Once a month a church in my community provides free lunch, open to the public. When you go into the dining area you are initially met by a man who is loud, amiable, and obviously enjoying his position. He greets you with a handshake, making sure you know that, "Everything is on the house". He then orders your meal for you and directs you to a seat.

After this someone comes with beverage choices and finally, someone brings you your plate. When you are almost finished another person asks if you'd like more or if you'd like some food to go.

When I was there the cook came out and asked several people how the food tasted and if they had gotten enough to eat, stating, "We don't want you leaving hungry." On top of this, the food was well prepared and really tasty.

There was no evangelizing or proselytizing. There was no announcing the next church event or service times. There was no program you had to sit through as payment for your food. It was just good people, serving good food, and showing they cared about others.

How does this show an understanding of the consumer? Their target market is the less fortunate, the lonely, the unchurched, and the elderly. These types of people want to be respected. These types of people want to know that someone cares. These types of people want to have somewhere to feel safe and socialize and at certain times of the year they want a nice warm place to stay for a few minutes.

Conversely, they don't want to feel like they're at a soup kitchen where they have to pay for their food by sitting through a program being shoved down their throat. They don't want to be treated like they are less fortunate, lonely, depressed, or outcast.

The bottom line is these population segments want to feel validated. Everything this church does during these free meal days, from a warm friendly greeting, to serving the person at the table, to offering takeout, says they understand this need for validation and are working to fulfill it.
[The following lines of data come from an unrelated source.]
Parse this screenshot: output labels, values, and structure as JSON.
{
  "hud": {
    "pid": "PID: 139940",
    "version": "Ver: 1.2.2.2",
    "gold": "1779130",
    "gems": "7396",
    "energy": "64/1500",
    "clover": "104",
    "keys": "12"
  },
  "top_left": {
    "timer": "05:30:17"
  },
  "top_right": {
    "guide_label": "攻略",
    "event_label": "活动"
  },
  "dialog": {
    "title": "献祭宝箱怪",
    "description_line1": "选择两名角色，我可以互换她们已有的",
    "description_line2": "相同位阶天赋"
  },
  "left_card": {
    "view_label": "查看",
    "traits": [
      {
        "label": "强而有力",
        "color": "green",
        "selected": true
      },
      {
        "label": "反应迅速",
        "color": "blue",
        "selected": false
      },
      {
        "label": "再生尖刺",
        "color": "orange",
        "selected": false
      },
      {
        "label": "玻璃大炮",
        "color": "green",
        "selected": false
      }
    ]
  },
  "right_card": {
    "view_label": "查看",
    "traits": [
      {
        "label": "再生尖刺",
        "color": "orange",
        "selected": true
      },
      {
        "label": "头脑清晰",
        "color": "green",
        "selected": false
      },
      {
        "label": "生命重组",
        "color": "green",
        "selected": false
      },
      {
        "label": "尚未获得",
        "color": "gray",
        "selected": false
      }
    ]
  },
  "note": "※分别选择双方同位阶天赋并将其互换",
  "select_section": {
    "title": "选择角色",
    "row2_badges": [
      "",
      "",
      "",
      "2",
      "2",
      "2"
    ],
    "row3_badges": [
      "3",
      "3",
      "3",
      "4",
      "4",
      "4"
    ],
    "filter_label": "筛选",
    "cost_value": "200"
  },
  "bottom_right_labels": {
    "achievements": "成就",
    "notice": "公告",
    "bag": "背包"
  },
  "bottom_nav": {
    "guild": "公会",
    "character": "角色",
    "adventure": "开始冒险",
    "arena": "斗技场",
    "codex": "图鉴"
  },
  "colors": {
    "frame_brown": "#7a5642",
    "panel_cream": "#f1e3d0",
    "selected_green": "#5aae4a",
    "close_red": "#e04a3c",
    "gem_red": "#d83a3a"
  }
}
They want people who don't normally get to go out to eat or who don't get to have some of the nicer comforts in life, to have these experiences. They obviously want to validate the people who come for the free food.

My guess is that this church sees an increase in visitors after every free meal because they understand what the consumer of the free meal is thinking. They provide much more than a free meal, they provide validation exhibiting a great understanding of consumer psychology.

Marketers can learn a great deal from this example. Take the time to really understand what your target market wants and then provide superior service that fulfills their need, want, or desire and you'll eventually see a stable increase in your bottom line.

Under-promise and over-deliver and you'll see great results.